Outside the U.S., some non-OPEC countries are expected to see continuing production increases, including Canada, where several oil sands begin production at projects sanctioned before the drop in oil prices.

Capital, technology

With WTI prices below $40 per barrel and projected to remain there through the middle of the year, EIA said it expects most Lower 48 onshore oil production to decline.

“The expectation of reduced cash flows in 2016 and 2017 has prompted many companies to scale back investment programs, deferring major new undertakings until a sustained price recovery occurs,” the agency said, adding that the prospect of higher interest rates and tighter lending conditions “will likely limit the availability of capital for many smaller producers, giving rise to distressed asset sales and consolidation of acreage holdings by more financially sound firms.”
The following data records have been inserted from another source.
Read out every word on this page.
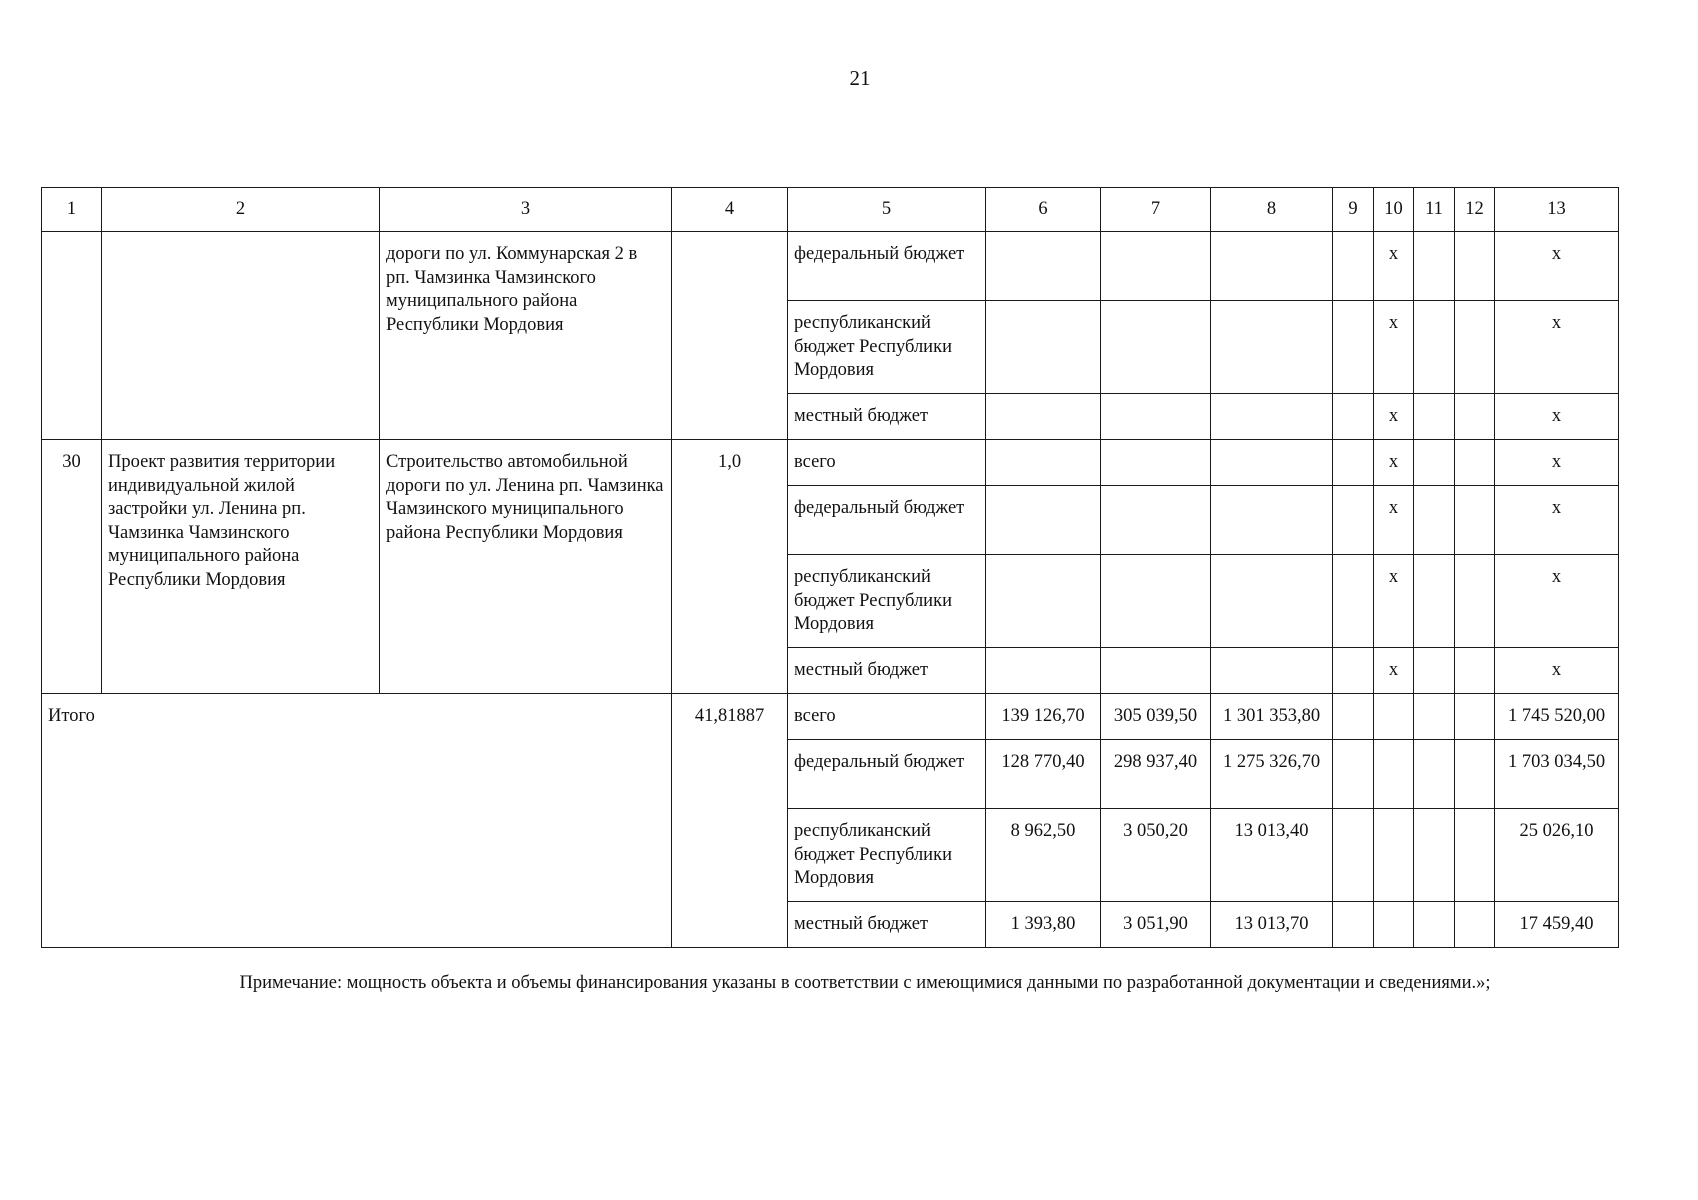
21
1	2	3	4	5	6	7	8	9	10	11	12	13
		дороги по ул. Коммунарская 2 в рп. Чамзинка Чамзинского муниципального района Республики Мордовия		федеральный бюджет					х			х
				республиканский бюджет Республики Мордовия					х			х
				местный бюджет					х			х
30	Проект развития территории индивидуальной жилой застройки ул. Ленина рп. Чамзинка Чамзинского муниципального района Республики Мордовия	Строительство автомобильной дороги по ул. Ленина рп. Чамзинка Чамзинского муниципального района Республики Мордовия	1,0	всего					х			х
				федеральный бюджет					х			х
				республиканский бюджет Республики Мордовия					х			х
				местный бюджет					х			х
Итого			41,81887	всего	139 126,70	305 039,50	1 301 353,80					1 745 520,00
				федеральный бюджет	128 770,40	298 937,40	1 275 326,70					1 703 034,50
				республиканский бюджет Республики Мордовия	8 962,50	3 050,20	13 013,40					25 026,10
				местный бюджет	1 393,80	3 051,90	13 013,70					17 459,40
Примечание: мощность объекта и объемы финансирования указаны в соответствии с имеющимися данными по разработанной документации и сведениями.»;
Lower 48 onshore drilling will focus in core areas of major oil plays, EIA said, noting that rig counts have “largely stabilized in the core counties of the Bakken, Eagle Ford, Niobrara, and Permian,” where falling costs, and ongoing technological and process improvements “are anticipated to lead to faster rates of well completions and less-rapid production declines relative to other Lower 48 onshore areas.”

EIA said total U.S. production is expected to level off in 2016, with onshore Lower 48 production continuing to fall into the third quarter of 2017, while “productivity improvements, lower breakeven costs, and anticipated oil price increases are expected to end more than two years of declines in Lower 48 onshore production before the end of 2017.”